A former Knox County business owner is facing multiple federal fraud charges for allegedly floating funds between the businesses costing National City and Whitaker banks more than $1.4 million when the checks written on one business account and deposited into another was returned due to insufficient funds.

Gregory Wilcheck, 52, of Corbin was indicted Thursday in U.S. District Court in London on two counts of defrauding a financial institution insured by the Federal Deposit Insurance Corporation.

According to background information provided in the indictment, the alleged fraud occurred between Oct and Nov. 2008.

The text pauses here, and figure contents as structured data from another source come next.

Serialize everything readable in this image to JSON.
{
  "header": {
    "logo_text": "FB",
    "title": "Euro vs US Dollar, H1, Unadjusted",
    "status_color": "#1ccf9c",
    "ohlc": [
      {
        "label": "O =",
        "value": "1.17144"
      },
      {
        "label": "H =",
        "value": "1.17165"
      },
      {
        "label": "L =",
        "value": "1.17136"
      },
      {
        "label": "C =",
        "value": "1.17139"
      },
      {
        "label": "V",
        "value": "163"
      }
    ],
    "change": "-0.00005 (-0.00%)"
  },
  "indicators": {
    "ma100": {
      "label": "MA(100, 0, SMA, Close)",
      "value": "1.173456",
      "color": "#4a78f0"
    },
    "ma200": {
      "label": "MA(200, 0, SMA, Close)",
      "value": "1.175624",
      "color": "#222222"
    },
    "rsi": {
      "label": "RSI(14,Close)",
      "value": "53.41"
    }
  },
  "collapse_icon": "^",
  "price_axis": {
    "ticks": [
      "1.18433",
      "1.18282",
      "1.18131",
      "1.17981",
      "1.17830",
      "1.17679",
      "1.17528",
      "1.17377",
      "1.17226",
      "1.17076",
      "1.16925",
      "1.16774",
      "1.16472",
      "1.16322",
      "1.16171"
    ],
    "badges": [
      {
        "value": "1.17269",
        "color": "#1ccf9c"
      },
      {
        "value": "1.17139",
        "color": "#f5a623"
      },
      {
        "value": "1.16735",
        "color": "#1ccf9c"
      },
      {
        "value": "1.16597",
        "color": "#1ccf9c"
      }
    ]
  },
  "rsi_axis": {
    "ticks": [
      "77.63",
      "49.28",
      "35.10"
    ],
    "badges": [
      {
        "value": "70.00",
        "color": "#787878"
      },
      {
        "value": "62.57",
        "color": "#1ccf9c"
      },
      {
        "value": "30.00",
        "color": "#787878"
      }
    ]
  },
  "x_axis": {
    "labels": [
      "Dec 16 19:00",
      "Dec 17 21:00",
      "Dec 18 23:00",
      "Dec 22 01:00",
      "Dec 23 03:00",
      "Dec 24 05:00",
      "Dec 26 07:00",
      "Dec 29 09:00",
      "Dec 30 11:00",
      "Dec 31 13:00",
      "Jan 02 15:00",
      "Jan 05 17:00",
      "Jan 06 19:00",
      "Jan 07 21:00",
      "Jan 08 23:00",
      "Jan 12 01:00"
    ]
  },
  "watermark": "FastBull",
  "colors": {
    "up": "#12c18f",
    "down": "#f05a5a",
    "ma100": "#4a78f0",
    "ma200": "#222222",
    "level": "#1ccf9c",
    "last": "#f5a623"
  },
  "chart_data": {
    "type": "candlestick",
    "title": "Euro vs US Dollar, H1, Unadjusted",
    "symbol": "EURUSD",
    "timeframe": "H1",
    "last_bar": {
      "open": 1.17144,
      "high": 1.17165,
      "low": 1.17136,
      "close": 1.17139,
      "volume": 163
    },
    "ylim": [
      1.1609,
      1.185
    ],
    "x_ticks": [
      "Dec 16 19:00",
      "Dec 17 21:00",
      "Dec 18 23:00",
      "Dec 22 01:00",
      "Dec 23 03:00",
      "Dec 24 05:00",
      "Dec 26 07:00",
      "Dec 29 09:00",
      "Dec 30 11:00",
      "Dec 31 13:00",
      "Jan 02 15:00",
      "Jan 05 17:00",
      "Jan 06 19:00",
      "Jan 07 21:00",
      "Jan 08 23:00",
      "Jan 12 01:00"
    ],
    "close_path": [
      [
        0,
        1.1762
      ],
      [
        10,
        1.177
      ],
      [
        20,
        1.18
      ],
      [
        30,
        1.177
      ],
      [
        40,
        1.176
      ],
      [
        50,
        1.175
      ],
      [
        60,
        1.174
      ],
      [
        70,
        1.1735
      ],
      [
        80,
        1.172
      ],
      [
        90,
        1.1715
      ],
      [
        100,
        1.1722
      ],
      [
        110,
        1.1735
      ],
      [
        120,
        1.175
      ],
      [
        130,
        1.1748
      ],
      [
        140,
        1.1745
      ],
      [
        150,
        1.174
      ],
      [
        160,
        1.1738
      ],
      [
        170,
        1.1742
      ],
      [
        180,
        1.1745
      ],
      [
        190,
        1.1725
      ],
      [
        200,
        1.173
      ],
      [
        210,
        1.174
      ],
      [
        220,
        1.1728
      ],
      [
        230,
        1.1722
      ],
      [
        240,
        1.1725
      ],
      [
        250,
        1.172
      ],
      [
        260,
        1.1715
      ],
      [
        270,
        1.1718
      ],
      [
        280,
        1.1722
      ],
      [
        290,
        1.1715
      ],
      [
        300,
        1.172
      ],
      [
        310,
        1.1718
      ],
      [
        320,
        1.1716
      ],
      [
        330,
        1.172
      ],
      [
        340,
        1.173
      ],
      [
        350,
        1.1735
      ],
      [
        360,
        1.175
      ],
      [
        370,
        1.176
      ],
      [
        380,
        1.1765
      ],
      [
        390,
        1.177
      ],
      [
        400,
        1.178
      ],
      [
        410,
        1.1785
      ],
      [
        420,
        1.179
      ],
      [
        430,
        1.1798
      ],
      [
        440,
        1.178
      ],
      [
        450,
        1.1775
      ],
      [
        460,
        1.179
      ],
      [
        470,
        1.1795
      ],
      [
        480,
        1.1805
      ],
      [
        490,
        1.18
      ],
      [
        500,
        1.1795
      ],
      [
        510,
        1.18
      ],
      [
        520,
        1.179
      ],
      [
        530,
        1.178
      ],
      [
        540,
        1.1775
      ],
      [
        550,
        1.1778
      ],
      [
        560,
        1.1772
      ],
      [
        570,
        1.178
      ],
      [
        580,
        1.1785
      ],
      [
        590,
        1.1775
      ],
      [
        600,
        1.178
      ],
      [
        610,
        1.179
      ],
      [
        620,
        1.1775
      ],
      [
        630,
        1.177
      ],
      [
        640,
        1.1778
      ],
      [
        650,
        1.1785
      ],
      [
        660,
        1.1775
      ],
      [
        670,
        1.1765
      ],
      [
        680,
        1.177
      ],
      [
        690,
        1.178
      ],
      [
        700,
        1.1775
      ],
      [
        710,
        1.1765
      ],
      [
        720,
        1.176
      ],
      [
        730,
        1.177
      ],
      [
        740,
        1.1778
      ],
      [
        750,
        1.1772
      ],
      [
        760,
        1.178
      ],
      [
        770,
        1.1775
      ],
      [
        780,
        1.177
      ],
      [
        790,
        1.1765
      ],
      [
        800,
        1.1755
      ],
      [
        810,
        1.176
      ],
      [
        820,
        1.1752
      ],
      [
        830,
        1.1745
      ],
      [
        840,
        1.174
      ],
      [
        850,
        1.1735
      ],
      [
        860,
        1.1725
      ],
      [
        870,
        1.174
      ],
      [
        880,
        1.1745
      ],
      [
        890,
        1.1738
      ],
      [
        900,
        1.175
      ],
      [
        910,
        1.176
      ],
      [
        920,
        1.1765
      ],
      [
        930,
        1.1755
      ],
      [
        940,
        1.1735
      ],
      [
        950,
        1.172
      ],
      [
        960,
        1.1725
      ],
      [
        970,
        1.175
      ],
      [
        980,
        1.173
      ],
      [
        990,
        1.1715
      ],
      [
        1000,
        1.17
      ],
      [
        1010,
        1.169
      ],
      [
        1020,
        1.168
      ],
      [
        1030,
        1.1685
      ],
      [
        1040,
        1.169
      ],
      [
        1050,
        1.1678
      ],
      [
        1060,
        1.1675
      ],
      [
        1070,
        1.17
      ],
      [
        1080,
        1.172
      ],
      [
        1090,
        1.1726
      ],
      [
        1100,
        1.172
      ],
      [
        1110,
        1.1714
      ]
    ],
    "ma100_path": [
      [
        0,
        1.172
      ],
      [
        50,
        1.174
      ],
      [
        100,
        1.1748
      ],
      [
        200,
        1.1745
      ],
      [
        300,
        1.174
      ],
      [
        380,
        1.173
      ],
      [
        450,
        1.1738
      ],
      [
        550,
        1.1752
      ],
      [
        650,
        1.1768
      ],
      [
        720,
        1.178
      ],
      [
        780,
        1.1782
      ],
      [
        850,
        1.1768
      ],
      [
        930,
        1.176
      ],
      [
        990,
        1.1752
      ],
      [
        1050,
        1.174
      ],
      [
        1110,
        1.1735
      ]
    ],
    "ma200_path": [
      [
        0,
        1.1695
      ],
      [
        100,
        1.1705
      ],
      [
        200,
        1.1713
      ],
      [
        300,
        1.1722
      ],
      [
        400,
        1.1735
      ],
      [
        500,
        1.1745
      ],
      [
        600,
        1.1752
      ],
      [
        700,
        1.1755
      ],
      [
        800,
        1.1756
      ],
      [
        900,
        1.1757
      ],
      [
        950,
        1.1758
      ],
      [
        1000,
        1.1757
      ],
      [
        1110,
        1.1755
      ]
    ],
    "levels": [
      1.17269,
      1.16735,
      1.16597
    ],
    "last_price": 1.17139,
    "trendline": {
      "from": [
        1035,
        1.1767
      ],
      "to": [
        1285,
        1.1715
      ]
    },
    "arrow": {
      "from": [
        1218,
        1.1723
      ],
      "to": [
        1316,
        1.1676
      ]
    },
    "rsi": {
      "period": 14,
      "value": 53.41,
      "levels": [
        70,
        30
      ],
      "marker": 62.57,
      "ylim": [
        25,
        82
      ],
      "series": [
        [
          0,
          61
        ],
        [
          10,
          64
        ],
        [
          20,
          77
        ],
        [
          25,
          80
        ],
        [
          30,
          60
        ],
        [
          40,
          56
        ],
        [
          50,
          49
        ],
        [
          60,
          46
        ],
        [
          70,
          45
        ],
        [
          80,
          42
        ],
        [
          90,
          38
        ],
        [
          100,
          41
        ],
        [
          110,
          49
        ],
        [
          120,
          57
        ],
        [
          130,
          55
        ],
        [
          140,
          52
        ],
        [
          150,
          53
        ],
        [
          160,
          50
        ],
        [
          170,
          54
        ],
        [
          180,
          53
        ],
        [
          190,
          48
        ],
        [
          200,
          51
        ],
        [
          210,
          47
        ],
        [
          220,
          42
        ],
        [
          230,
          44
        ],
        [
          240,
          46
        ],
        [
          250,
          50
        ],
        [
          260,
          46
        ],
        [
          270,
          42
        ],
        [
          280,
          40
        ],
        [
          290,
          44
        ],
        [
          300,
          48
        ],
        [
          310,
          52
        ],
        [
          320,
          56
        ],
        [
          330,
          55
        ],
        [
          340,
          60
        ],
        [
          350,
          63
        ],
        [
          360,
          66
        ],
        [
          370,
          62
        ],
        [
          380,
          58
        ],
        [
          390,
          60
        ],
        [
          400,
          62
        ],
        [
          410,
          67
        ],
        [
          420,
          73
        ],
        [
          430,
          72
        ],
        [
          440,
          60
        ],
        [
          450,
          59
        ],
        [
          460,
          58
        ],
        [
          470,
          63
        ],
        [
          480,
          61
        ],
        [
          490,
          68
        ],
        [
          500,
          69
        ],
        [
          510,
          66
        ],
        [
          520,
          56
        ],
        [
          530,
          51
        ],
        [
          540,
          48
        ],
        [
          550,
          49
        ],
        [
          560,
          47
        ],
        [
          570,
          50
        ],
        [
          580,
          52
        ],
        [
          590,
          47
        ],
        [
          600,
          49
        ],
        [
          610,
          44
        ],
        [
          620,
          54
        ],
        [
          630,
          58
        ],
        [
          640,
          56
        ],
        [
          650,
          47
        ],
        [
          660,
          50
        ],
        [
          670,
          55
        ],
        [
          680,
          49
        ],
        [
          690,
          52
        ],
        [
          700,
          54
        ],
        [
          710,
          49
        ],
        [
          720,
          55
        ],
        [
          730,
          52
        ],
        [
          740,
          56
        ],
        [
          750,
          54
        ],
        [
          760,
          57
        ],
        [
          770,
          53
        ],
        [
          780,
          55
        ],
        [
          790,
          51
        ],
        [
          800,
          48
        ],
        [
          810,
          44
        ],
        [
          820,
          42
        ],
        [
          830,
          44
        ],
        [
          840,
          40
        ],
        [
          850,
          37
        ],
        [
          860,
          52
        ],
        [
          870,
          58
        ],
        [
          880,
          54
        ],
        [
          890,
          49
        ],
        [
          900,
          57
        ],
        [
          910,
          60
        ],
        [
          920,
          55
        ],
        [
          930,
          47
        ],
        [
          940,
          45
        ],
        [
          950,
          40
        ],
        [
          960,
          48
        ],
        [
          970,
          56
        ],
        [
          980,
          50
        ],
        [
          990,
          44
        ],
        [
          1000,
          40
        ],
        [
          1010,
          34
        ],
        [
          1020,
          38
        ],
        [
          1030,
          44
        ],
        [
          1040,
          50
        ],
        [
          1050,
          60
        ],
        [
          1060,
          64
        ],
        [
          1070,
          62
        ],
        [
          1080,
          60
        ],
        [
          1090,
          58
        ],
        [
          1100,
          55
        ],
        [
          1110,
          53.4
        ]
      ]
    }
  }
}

Wilcheck, who was majority owner and operator of Myers Chevrolet-Oldsmobile-Cadillac, Inc., Tri-County Cycles in Barbourville, LLC, and Check Properties, LLC, allegedly wrote, or caused to be written, 567 checks for what the indictment describes as “loans between Wilcheck’s various businesses.”

The indictment indicted a number of these checks were for amounts in excess of $100,000.

One such example occurred on November 10, 2008 when check 1078 for $155,000 written on Myers Chevrolet’s National City Bank account was deposited into Myers’ Chevrolet’s Whitaker Bank account.

On the memo line of the check, it denoted the purpose was, cash transfer.”

That same day, check 5084, written on Myer’s Chevrolet’s Whitaker Bank Account in the amount of $150,000, was deposited into Myers Chevrolet’s National City Bank. One again, the memo denoted it as a, “cash transfer.”

As a result of this scheme, the indictment alleges that National City Bank lost approximately $1,130,873.69, and Whitaker Bank lost an additional $278,096.99 for a total of $1,408,870.68.

According to officials with the U.S. Attorney’s Office, the indictment was returned following an investigation by the U.S. Secret Service.

Originally created to investigate and prevent counterfeiting, according to the agency’s website, the Secret Service is also charged with, “safeguarding the payment and financial systems of the United States from a range of financial and computer-based crimes.”

While the maximum prison sentence is up to a year in jail, prosecutors are asking the court to order Wilcheck return all of the money. If all of the money cannot be located, has been spent or placed outside the jurisdiction of the court, prosecutors stated they intent to seek the forfeiture of any other property in which Wilcheck has an interest to make up the difference.

While one year is the maximum sentence under federal sentencing guidelines, should Wilcheck plead or be found guilty, the judge in the case is not bound to sentence within the guidelines.

According to the Kentucky Secretary of State website, Myers Chevrolet, Tri-County Cycles and Check Properties, are all out of business and the companies have been dissolved.